BENGALURU (Reuters) - The multi-year rising trend for the U.S. dollar appears to have hit a wall, with a majority of foreign exchange strategists polled by Reuters less bullish on the greenback than at the start of the year and more optimistic about the euro.
The dollar has taken a beating in 2017 as economic growth and inflation in the United States has not taken off as previously thought, and President Donald Trump’s reflationary policies have hit a series of political obstacles.
“The outlook for the dollar is less bullish than at the beginning of the year...given that the fiscal stimulus has not yet materialized and that the likelihood of any announcement in the second half of the year looks limited,” said Roberto Cobo Garcia, FX strategist at BBVA.
The dollar index, which measures the greenback’s performance against a basket of currencies, has lost nearly 6 percent this year, marking its weakest performance for the first half of a year in well over a decade.
While Reuters foreign exchange polls this year have predicted the dollar to strengthen slightly, the latest poll of around 70 strategists taken over the past week showed the outlook has broadly dimmed.
A majority of strategists, 43 of 71, who answered an extra question said their dollar outlook was less bullish now compared with the beginning of the year. Seventeen said they were more bearish, only five said they were more bullish, and the remaining six strategists said they were less bearish.
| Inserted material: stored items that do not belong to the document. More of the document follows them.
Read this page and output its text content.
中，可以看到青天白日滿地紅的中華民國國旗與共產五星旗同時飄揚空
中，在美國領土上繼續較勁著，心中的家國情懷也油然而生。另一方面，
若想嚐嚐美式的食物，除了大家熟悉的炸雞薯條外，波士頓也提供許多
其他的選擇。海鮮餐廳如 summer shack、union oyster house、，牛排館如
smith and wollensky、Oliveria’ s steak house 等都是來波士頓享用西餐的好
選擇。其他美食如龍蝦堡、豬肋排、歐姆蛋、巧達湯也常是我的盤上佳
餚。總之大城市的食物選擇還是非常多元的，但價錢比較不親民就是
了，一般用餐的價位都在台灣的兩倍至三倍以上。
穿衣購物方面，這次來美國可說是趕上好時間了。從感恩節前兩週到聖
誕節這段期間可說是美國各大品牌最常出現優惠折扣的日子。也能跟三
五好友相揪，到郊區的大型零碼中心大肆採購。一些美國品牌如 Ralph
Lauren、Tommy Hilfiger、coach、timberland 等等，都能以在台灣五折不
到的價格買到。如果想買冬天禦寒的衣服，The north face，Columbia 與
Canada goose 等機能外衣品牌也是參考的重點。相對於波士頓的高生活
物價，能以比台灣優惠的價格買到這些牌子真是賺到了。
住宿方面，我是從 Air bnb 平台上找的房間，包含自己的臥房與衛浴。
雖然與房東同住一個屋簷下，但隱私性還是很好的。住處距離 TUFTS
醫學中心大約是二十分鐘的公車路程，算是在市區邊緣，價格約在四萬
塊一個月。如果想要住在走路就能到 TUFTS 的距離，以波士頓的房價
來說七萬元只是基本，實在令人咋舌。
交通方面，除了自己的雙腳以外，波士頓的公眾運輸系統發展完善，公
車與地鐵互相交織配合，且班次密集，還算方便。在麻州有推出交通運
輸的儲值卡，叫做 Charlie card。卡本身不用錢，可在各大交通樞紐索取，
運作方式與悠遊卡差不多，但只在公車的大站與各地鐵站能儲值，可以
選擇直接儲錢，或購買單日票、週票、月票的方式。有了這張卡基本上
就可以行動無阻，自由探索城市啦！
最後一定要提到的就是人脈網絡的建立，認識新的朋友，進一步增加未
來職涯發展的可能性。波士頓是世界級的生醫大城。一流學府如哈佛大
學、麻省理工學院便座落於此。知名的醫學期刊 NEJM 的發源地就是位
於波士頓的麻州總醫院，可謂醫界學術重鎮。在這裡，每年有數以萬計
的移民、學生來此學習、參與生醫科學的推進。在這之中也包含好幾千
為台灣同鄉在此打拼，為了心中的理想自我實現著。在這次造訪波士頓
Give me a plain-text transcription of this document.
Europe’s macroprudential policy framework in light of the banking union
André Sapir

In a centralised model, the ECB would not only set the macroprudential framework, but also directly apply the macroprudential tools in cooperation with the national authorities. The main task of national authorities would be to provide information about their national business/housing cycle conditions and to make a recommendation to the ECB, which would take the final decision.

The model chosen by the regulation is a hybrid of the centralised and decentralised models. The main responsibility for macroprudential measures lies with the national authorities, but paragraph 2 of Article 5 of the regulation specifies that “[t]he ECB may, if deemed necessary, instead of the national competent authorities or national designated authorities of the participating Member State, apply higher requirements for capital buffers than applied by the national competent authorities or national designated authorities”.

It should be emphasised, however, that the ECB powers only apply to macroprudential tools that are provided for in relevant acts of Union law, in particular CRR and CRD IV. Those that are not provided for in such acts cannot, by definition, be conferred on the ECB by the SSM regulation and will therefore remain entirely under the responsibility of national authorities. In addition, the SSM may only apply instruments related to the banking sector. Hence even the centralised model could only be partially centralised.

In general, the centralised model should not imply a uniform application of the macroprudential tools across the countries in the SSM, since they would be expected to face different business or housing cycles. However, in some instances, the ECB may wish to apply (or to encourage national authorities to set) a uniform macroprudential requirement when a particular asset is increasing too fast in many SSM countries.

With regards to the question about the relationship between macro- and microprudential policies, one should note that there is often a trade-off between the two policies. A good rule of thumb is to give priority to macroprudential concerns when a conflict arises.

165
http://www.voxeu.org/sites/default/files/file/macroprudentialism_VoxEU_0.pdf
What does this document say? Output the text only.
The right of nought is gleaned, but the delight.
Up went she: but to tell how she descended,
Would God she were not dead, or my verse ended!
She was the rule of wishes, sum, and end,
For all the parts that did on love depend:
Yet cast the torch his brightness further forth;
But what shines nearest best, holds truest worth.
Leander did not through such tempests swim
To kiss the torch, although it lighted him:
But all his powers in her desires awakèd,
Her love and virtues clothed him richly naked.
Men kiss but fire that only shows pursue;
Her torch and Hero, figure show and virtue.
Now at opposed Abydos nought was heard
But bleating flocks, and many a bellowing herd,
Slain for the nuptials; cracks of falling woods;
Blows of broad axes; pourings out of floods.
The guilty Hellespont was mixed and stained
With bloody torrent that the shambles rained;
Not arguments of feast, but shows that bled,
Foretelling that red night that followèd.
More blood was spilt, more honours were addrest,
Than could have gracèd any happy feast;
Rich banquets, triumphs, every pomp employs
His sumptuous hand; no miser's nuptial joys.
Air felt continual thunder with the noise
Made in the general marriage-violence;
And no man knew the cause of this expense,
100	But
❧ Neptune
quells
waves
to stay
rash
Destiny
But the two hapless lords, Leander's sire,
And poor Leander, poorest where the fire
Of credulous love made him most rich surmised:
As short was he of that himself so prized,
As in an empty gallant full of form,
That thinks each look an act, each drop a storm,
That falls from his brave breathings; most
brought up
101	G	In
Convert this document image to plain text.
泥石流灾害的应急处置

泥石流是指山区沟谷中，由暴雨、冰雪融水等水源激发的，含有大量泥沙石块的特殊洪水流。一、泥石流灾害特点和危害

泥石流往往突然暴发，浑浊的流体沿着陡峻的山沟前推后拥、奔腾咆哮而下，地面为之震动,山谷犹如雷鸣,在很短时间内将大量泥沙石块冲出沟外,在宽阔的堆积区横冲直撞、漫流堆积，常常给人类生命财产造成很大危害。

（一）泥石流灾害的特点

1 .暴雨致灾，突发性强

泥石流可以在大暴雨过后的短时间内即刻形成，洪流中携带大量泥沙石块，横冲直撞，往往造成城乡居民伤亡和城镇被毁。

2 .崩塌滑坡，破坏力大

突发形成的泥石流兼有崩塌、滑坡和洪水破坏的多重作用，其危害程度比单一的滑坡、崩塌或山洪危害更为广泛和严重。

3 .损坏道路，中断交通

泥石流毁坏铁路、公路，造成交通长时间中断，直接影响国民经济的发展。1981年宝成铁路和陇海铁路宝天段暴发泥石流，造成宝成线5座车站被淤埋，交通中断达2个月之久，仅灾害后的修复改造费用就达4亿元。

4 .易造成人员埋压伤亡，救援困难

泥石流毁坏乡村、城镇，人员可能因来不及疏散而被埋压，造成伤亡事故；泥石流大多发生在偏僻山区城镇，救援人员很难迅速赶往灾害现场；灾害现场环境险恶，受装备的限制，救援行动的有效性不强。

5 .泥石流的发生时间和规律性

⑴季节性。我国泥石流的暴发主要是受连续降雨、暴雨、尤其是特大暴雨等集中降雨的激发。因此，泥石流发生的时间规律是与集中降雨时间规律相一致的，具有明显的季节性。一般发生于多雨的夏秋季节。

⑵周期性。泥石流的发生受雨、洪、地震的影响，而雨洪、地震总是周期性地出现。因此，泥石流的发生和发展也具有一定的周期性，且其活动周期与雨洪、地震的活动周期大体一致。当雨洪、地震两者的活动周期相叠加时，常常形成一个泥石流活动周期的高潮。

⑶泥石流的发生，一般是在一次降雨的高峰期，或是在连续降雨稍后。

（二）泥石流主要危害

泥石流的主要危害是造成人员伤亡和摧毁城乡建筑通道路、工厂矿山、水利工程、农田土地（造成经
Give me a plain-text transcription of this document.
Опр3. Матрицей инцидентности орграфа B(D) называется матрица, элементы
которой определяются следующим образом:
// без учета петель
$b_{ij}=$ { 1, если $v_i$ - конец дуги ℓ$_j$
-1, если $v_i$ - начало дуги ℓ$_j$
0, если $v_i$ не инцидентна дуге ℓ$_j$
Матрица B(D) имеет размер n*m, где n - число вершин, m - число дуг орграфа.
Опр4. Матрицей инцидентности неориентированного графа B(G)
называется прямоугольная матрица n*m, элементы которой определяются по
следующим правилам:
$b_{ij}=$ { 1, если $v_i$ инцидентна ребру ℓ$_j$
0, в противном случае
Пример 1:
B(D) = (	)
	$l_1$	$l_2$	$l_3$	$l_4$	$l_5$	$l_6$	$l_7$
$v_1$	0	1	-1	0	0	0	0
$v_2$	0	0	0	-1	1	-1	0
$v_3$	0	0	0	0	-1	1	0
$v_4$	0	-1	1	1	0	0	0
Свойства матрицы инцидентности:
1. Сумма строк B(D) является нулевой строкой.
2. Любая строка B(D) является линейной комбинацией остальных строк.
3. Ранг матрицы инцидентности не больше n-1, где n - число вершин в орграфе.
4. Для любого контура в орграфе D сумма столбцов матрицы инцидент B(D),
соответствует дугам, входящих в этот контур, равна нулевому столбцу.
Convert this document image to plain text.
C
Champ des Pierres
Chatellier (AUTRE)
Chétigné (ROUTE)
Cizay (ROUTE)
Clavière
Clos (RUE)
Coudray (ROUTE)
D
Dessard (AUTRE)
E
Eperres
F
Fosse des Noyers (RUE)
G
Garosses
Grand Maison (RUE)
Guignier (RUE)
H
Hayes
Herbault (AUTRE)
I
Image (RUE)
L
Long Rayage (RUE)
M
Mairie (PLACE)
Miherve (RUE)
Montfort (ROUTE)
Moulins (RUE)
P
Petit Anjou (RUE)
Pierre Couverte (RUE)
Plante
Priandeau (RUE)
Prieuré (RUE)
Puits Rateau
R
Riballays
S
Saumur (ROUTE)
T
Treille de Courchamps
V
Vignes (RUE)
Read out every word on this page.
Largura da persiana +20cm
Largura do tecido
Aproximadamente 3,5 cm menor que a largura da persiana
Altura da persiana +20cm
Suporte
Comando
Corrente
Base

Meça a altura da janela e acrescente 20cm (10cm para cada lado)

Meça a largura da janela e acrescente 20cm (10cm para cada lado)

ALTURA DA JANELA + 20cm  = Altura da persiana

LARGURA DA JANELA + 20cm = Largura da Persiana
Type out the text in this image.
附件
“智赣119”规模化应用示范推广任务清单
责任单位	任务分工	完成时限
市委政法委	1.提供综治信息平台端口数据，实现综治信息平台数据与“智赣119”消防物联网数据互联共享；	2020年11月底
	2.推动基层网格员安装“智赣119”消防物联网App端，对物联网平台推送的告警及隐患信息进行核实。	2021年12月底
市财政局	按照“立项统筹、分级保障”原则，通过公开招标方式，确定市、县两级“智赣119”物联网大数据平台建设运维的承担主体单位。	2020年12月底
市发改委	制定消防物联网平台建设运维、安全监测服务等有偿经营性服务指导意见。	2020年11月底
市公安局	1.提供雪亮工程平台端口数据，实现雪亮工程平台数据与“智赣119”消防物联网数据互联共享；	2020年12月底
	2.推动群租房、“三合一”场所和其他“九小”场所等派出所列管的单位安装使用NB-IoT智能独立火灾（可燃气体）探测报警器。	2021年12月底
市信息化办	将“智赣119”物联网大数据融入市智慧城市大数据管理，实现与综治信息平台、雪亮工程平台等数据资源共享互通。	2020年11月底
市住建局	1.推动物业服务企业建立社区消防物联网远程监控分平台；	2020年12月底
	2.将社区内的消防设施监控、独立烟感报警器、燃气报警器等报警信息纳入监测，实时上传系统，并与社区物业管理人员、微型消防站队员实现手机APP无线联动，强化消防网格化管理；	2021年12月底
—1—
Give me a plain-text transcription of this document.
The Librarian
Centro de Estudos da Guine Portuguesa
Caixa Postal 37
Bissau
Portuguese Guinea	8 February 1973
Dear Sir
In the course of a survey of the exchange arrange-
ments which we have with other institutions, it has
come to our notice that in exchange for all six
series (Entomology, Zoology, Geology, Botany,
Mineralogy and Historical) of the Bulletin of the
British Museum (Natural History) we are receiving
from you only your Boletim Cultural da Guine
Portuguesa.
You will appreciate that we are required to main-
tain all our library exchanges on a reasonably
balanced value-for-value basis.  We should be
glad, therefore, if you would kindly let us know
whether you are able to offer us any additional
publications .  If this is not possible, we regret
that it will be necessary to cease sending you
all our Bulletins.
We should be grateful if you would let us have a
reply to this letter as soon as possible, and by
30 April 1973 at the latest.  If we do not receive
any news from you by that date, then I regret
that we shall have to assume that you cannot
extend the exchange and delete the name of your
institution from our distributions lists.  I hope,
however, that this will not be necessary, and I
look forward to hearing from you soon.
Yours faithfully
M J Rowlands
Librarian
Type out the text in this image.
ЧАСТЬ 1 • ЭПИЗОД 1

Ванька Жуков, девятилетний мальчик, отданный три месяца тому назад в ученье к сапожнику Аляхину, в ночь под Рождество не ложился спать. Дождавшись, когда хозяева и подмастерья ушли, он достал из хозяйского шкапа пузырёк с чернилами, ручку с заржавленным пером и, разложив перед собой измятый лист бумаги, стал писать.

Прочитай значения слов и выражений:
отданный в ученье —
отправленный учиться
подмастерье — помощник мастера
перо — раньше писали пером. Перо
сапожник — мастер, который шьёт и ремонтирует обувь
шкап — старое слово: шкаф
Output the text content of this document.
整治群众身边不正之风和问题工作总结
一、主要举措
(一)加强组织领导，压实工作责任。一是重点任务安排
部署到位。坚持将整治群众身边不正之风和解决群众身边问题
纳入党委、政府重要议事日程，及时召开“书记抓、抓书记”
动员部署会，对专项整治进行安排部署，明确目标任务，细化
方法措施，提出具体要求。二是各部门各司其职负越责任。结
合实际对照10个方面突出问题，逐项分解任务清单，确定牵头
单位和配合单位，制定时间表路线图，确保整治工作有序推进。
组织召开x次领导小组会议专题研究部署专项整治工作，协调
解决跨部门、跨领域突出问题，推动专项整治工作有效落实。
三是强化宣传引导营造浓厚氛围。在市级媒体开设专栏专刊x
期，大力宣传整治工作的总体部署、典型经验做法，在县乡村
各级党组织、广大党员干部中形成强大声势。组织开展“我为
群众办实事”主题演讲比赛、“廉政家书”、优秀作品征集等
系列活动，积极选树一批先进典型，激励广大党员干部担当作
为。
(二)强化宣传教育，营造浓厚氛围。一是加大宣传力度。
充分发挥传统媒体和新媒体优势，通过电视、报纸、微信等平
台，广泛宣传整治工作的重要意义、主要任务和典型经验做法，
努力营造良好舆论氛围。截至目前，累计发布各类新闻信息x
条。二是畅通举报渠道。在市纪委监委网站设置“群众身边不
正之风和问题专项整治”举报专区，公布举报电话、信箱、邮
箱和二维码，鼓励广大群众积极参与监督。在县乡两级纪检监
Speculators have also cut bets in favor of the dollar. Net long positions fell to their lowest in a year, according to data from the Commodity Futures Trading Commission and calculations by Reuters.
POLICY DIVERGING LESS?
Improving economic growth in Europe and Canada has opened the door for a shift in monetary policy. Hints from both the European Central Bank and Bank of Canada that may happen soon have ramped up those expectations.
Pushing in the opposite direction, Fed minutes on Wednesday showed policymakers were increasingly split on the outlook for inflation and how the lack of it might affect the future pace of interest rate rises.
“The policy divergence trade, which created a significantly stronger dollar, is looking less and less well-grounded,” said Lee Hardman, currency economist at Bank of Tokyo-Mitsubishi UFJ.
“We could see less policy divergence going forward between the Fed and other central banks and that should encourage further reversal of dollar strength.”
But some strategists struck a more positive note.
Valentin Marinov, head of G10 FX strategy at Credit Agricole CIB, argued that the shift in central banks’ focus away from inflation and instead towards growth should help the dollar.
“Several G10 central banks have dropped their easing bias of late while the Fed has remained committed to its tightening cycle. This has given rise to the FX convergence trade where investors buy currencies with an improving growth outlook and ignore their challenging inflation outlook.”
“(The dollar) remains a reliable long - the ‘cash cow’ of the convergence trade – and it should benefit from an improving U.S. growth outlook” in the second half of this year,” added Marinov in a note to clients.
EURO FLAVOR FAVORED
The euro has gained around 8 percent against the dollar in 2017 so far. It is predicted to hold onto those gains over the coming 12 months, trading at around $1.13, roughly where it is now, and in one and 12 months’ time.
That 12-month view is the strongest euro bet since a January 2015 Reuters foreign exchange poll, the month when the ECB announced that it would start buying bonds on a monthly basis.
A little over half the common contributors compared with the previous month have upgraded their 12-month euro view.
At the beginning of 2017, there were several forecasters calling for the euro to crash below parity to the dollar, but not a single strategist in the latest poll expects that to happen over the coming year.
That is mostly thanks to ECB President Mario Draghi’s more upbeat assessment on the euro zone economy. However, Reuters polls over several years have been clear that a fall below parity wasn’t likely.
“There is further scope for recent EUR trends to extend, but this is contingent on how ongoing ECB rhetoric unfolds from here,” noted Daniel Hui, executive director of global FX strategy at J.P. Morgan.
“While EUR/USD is already very close to our year-end target of 1.15, this is not necessarily a hurdle, given that the strength in the pair is as much a manifestation of broad USD weakness, given the extreme subdued pricing for the Fed.”